Prior to considering the subject matter of this article, a brief explanation of the history of Ethiopian Codes and constitutional development is helpful because it focus attention to the key issues that I would like to raise. The Ethiopian legal system constitutes Constitution, international treaties, codified laws and statues, as a primary source of law. This essay however, limits its self with codified laws and primary legislation.
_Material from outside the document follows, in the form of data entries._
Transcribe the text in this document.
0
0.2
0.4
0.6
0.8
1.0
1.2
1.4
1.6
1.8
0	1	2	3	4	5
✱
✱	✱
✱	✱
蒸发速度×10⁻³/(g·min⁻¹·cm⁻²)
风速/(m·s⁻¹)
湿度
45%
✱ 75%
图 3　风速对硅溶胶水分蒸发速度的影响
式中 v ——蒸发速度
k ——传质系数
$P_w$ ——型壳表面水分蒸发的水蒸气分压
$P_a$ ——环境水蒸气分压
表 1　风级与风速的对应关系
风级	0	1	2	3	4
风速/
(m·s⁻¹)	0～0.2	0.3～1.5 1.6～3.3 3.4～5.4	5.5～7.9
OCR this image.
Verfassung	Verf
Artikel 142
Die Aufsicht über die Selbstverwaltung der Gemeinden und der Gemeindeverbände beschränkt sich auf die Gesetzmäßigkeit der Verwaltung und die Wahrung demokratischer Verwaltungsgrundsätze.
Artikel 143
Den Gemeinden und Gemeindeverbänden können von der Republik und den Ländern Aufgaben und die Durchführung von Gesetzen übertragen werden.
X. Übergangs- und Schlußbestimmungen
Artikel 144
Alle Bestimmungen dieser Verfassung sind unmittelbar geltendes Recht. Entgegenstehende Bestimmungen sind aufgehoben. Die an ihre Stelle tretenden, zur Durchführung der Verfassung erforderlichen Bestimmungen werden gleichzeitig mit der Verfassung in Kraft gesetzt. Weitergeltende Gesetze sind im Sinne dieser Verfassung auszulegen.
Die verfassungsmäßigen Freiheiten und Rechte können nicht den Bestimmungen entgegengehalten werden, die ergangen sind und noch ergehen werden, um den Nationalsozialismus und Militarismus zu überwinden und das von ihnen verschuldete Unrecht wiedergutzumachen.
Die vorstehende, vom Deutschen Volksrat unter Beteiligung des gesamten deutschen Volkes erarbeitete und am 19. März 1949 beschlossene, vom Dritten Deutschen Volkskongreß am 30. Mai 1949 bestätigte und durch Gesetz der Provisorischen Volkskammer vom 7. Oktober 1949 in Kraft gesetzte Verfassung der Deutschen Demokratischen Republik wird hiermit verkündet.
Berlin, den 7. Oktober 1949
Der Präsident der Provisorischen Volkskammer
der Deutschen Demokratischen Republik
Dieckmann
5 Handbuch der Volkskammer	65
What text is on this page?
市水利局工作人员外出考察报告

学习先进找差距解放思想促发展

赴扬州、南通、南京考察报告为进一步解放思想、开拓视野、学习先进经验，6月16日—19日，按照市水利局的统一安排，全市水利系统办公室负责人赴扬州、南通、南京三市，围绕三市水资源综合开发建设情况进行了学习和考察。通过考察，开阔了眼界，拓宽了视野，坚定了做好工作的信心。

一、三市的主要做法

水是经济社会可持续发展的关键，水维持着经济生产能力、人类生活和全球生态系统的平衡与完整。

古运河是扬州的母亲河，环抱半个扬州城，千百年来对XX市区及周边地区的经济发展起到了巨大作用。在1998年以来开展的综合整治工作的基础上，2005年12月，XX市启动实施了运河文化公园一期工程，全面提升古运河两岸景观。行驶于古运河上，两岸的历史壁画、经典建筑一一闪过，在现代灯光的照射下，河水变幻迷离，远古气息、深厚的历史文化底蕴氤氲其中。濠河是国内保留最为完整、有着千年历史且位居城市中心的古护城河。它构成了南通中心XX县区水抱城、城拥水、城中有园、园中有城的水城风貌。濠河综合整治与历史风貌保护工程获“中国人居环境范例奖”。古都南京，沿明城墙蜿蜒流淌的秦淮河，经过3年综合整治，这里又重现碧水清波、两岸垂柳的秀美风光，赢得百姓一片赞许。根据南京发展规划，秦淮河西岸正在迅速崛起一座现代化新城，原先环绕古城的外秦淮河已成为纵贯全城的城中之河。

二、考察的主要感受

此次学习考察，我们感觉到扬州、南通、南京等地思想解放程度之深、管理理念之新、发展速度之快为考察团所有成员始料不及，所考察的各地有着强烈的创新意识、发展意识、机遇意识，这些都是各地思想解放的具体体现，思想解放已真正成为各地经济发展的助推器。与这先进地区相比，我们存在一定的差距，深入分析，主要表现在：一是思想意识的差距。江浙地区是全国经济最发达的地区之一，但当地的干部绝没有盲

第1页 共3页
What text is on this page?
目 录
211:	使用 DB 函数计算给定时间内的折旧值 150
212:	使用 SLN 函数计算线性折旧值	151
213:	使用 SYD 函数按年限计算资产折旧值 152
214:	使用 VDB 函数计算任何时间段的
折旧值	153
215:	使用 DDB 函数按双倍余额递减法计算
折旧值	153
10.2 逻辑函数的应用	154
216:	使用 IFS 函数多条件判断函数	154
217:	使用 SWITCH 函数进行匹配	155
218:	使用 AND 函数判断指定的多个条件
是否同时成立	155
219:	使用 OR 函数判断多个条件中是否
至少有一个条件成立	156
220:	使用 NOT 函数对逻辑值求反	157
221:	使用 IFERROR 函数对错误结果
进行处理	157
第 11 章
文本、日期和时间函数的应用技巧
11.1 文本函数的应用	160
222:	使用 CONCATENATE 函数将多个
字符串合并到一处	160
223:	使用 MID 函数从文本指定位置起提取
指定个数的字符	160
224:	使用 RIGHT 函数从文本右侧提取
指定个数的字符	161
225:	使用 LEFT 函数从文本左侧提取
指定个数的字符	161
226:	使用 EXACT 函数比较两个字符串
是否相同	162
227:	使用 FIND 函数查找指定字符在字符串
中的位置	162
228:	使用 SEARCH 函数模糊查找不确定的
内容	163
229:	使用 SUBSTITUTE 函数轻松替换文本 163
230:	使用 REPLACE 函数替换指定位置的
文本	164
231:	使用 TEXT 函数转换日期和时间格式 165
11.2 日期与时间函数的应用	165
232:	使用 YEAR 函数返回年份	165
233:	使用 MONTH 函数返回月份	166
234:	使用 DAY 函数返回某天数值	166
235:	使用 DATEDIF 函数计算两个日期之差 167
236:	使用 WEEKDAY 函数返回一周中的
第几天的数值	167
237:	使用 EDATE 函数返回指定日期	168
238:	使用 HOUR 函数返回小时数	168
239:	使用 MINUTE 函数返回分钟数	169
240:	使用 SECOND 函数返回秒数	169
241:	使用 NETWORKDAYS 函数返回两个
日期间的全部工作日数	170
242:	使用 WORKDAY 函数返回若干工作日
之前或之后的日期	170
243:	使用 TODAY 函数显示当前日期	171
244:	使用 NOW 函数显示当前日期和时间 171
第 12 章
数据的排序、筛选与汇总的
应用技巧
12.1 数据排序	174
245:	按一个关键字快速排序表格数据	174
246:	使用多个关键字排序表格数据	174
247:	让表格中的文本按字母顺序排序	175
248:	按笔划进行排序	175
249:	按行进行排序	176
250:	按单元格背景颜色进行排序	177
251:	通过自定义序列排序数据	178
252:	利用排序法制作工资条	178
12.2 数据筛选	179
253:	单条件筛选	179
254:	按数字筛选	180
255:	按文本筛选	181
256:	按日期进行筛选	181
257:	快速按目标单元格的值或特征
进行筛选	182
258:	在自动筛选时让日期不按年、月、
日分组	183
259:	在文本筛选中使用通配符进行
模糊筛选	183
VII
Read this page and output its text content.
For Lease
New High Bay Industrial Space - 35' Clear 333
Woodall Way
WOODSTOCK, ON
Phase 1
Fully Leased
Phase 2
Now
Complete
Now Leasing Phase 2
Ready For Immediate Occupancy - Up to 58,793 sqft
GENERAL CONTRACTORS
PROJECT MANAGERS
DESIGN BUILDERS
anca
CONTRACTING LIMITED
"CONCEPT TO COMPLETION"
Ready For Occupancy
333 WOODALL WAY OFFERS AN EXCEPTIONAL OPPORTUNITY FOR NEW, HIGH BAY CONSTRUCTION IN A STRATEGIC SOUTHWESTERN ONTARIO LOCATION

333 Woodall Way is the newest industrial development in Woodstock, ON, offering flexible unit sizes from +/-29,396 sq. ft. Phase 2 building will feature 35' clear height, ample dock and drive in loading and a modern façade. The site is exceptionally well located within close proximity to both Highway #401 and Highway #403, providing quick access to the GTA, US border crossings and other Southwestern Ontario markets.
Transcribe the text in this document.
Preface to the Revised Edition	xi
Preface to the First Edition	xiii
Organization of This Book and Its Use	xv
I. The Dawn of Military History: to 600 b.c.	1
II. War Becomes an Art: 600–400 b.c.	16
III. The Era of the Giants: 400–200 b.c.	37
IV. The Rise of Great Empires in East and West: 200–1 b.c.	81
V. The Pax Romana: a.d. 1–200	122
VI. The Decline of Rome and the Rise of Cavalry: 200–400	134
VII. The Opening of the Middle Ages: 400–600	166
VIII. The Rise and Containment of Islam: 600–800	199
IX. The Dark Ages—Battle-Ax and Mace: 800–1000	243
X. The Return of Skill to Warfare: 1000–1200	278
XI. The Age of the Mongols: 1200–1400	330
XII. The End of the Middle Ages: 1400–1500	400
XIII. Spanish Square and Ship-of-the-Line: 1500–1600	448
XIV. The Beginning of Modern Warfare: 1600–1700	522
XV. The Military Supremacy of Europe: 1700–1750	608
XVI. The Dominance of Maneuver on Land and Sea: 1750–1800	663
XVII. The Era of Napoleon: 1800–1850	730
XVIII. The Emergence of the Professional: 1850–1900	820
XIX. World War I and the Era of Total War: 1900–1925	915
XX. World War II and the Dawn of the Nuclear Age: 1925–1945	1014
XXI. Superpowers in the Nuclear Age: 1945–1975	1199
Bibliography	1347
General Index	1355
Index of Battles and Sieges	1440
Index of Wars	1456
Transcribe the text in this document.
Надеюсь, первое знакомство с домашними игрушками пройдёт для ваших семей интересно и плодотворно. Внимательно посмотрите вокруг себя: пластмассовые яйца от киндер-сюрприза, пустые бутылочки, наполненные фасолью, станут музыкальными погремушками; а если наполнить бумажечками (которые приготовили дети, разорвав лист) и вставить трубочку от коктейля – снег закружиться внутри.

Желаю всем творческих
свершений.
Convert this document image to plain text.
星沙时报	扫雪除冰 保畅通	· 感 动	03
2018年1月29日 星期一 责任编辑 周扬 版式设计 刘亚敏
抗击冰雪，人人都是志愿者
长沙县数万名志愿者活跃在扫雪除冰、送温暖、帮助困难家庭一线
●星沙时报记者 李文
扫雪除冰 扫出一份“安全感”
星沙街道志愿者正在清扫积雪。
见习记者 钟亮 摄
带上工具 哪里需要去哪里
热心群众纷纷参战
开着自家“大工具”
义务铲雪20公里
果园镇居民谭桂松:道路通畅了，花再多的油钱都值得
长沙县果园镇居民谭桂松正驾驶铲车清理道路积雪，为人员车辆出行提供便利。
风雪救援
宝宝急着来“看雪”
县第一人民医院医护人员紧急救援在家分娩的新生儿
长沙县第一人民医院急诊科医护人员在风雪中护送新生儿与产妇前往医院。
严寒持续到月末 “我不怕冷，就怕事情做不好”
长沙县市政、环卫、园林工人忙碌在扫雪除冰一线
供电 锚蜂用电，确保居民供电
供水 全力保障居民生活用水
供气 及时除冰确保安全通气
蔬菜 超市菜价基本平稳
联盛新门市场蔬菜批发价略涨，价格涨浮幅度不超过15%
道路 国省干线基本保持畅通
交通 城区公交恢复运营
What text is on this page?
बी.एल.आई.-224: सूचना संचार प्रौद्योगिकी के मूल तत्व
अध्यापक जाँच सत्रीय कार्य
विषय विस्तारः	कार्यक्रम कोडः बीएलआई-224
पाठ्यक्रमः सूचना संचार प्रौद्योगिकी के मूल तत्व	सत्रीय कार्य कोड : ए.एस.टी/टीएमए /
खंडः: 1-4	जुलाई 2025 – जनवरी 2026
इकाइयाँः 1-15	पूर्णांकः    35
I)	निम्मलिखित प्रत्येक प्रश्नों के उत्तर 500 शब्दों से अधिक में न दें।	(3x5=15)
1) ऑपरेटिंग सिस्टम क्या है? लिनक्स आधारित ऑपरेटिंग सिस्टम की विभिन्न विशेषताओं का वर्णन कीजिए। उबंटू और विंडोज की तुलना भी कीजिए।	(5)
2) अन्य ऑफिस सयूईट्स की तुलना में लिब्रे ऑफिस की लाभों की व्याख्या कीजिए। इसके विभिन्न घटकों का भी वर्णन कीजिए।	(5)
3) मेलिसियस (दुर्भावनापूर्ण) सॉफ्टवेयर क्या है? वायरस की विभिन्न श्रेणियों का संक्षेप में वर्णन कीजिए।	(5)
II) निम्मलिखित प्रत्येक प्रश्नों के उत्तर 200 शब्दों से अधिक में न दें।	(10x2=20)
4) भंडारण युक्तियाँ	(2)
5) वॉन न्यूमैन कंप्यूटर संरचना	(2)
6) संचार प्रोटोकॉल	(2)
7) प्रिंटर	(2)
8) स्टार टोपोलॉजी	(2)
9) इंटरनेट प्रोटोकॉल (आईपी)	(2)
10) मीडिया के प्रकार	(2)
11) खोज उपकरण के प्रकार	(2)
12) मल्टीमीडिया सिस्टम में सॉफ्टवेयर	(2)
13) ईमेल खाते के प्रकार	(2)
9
During the regime of Emperor Haile Sellasie, particularly between 1957 and 1965, a group of highly complex codes – civil code, Civil Procedure code, Penal Code, Criminal Procedure Code, Commercial Code and Maritime Code – were introduced which gives Ethiopia one of the most modern legal systems in the World. Before the introduction of these codes, Ethiopia operated with an informal mixture of legislative/executive and customary laws. Penal, Civil, Commercial and Maritime Codes were modeled on Continental European Law and the remaining two Procedure Codes were based on British-Indian Common Law Models. The introduction of these codes and Ethiopia’s herculean effort towards modernization was described as unique for its ‘eclecticism’ and categorized the country as ‘mixed legal system’.

This is because of two apparent reasons. On the one hand, unlike most African countries which retained at least some post-colonial parental ties, Ethiopia (which has never been colonized) makes voluntary reception of foreign law on the basis of what seems best, and on the other hand, the choice results model from two different legal systems. As stated in the prefaces to most codes, the purpose and goal of these codes was, one the one hand, to establish a perfect knowledge of the law by providing a clear, systematic, compact, complete and authoritative statement of the law and on the other hand, to develop its legal system towards modern states. As a result, the introduction of these set of modern codes marks the end of unwritten or customary scattered rules and the beginning of the modern legislative and regulatory framework of Ethiopia. Although some customary law has been included in civil code all other pre-code law dealing with matters provided for in the code has been expressly repealed.

Furthermore, Legal institutions necessary for the modern legal system including system of court was established before the introduction of these codes in 1942 in order to transform the system to modern legal system. Apart from the Penal code which was entirely replaced by the 2004 criminal code and some scattered amendments of Civil and Commercial Code, all these six codes govern most fields of current legal activity and remain to be in force as primary source of law.